I have been looking into an existing C99 code base that uses pointers to packed structure members all over the place. This results in warnings of the form.

my_file.c:xxx:yy: error: taking address of packed member of 'struct some_packed_struct' may result in an unaligned pointer value [-Werror=address-of-packed-member]

Most of the time, those warnings are generated when passing a pointer to a member of a structure to a function. For example:

int bar(const int *val)
{ ... }

struct {
    int a;
    char b;
    int c;
} __attribute__((packed)) foo;

// &foo.c is not aligned
bar(&foo.c)

There are a lot of different solutions to this problem. One that immediately comes to mind is to memcpy() the value to a stack-allocated variable of the same type and pass a pointer to this stack variable.

int tmp;

memcpy(&tmp, &foo.c, sizeof(foo.c));
bar(&tmp)

While this works, it will result in a lot of boiler-plate code which I would rather avoid introducing.

For now, I have been contemplating using a macro of the form

#define ALIGN_VALUE_PTR(val) (&((const typeof(val)) { val }))

bar(ALIGN_VALUE_PTR(foo.c));

This works well for scalar types.
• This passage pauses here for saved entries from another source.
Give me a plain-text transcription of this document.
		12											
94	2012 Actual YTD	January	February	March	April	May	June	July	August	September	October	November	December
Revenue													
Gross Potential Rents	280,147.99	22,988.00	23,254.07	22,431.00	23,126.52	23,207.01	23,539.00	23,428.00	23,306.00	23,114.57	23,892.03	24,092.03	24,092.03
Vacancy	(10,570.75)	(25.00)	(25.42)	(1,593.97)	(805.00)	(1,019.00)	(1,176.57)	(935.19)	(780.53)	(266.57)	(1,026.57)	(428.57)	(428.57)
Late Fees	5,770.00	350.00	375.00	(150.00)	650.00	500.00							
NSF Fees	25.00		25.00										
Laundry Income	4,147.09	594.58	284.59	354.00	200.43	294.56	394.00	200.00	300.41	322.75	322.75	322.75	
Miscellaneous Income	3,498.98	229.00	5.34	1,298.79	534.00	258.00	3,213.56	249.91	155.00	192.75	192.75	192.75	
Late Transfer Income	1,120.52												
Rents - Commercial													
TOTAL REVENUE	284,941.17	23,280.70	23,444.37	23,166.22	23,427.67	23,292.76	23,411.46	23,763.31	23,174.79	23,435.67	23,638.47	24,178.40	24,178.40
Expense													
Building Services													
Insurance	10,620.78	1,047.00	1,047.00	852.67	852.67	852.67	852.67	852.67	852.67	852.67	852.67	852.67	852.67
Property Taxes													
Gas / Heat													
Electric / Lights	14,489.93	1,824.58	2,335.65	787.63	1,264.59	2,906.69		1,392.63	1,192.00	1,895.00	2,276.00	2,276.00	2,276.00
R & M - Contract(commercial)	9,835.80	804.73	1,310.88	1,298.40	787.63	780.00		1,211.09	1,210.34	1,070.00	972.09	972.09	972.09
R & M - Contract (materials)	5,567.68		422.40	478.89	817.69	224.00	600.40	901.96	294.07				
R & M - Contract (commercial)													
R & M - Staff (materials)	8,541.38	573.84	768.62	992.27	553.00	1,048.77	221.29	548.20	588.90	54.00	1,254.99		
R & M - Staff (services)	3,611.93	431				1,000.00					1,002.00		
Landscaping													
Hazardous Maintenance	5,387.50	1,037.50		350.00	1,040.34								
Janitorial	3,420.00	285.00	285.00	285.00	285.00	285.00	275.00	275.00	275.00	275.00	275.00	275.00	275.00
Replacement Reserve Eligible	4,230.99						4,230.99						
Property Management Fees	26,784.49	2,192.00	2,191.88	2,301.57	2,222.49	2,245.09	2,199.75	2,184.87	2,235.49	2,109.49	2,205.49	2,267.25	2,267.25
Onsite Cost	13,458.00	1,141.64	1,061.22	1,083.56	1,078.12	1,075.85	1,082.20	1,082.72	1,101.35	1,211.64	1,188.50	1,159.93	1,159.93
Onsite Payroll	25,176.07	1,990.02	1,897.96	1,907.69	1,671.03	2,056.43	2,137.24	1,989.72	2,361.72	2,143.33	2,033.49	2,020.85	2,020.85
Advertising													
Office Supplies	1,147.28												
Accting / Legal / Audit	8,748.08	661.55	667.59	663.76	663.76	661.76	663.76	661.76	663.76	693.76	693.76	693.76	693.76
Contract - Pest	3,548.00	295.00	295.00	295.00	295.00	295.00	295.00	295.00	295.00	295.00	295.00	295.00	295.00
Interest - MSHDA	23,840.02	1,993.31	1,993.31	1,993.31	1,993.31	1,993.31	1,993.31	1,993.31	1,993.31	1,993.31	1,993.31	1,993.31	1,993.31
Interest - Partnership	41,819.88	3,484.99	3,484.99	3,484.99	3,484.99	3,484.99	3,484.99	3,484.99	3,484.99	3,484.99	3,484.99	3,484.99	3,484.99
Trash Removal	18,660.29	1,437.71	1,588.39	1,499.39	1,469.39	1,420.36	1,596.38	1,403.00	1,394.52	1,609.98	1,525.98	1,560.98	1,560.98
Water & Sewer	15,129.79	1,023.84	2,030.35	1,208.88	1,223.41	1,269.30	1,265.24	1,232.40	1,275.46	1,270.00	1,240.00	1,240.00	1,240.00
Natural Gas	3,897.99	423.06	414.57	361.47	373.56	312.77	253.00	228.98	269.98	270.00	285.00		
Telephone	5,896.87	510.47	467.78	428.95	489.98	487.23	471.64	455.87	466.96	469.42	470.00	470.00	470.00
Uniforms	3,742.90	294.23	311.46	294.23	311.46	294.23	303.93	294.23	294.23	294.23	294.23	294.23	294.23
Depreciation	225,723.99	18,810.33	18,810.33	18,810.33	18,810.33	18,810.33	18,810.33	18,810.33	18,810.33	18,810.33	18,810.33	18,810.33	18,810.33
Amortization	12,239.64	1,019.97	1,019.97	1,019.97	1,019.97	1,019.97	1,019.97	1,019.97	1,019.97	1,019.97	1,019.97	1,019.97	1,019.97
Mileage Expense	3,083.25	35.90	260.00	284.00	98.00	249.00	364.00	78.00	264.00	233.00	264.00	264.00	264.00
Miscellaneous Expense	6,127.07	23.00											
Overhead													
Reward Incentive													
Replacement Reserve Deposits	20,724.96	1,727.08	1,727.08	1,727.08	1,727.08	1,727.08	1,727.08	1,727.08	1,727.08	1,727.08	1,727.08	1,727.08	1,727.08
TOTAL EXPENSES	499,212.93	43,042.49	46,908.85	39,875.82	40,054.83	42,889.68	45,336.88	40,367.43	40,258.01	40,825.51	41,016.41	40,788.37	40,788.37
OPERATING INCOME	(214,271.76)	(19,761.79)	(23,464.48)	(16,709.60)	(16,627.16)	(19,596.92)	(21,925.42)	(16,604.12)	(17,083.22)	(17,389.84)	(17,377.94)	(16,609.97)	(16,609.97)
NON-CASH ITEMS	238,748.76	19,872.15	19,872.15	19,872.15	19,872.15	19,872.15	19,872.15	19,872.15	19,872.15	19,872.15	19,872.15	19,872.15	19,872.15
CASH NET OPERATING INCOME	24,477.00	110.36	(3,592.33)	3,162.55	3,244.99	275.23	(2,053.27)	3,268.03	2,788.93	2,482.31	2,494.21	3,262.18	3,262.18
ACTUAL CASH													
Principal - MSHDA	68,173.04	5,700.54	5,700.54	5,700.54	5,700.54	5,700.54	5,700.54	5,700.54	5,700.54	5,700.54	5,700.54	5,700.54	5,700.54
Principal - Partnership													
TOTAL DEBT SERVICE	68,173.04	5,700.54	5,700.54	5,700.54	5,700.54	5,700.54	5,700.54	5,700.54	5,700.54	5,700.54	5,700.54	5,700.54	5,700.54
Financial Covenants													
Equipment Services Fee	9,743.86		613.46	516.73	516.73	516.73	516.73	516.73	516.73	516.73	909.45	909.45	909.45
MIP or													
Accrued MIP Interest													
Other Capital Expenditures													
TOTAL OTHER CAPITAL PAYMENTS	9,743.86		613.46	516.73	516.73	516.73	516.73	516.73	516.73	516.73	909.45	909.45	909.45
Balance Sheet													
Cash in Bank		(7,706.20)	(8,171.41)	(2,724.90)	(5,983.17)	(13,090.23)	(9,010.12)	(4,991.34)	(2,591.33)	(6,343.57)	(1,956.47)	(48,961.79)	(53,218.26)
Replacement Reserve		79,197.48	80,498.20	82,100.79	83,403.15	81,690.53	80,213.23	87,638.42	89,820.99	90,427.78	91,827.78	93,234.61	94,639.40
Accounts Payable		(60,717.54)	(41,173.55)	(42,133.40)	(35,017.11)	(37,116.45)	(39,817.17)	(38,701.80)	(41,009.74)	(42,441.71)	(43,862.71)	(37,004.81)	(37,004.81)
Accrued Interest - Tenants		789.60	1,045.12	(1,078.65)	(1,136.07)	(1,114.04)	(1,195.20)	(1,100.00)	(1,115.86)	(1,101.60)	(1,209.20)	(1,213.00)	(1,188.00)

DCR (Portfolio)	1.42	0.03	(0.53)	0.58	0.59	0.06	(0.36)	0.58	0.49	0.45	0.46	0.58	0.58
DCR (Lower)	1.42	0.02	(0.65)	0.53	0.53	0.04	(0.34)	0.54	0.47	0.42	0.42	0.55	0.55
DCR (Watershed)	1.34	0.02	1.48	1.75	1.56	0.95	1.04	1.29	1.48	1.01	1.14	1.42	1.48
However, and predictably, if val is a struct, this will not work.

struct inner {
    int c, d;
};

struct outer {
    int a, b;
    struct inner inner;
};

void print_inner_field(const struct inner *inner)
{
    printf("value is %d\n", inner->c);
}

struct outer outer;

print_inner_field(ALIGN_VALUE_PTR(outer.inner));

lol.c:28:30: error: incompatible types when initializing type ‘int’ using type ‘struct inner’
   28 |  print_inner(ALIGN_VALUE_PTR(foo.inner));
      |                              ^~~
lol.c:3:55: note: in definition of macro ‘ALIGN_VALUE_PTR’
    3 | #define ALIGN_VALUE_PTR(val) (&((const typeof(val)) { val }))
      |                                                       ^~~

I'm wondering if anyone has a better idea than what I have come up with.

Answer 1

#define ALIGN_VALUE_PTR(val) (((const typeof(val) []) { val }))

The reason your original version does not work is because of subtleties how braces are treated in initializers, and the fact that compound literals always require at least one level of braces. You can initialize a struct as

struct s bar;
//...
struct s foo = bar;

but you can't do:

struct s foo = { bar };

because, inside the braces, bar would have to have type matching the first member of struct s, not struct s.

Using an array (or a structure; there are variants involving a gratuitous structure too) allows you to match the brace levels to use the struct type you wanted as the initializer. The array form of course starts out with array type and only becomes a pointer via decay. If you want to ensure it's always a pointer, add a gratuitous +0 or &* to force the decay.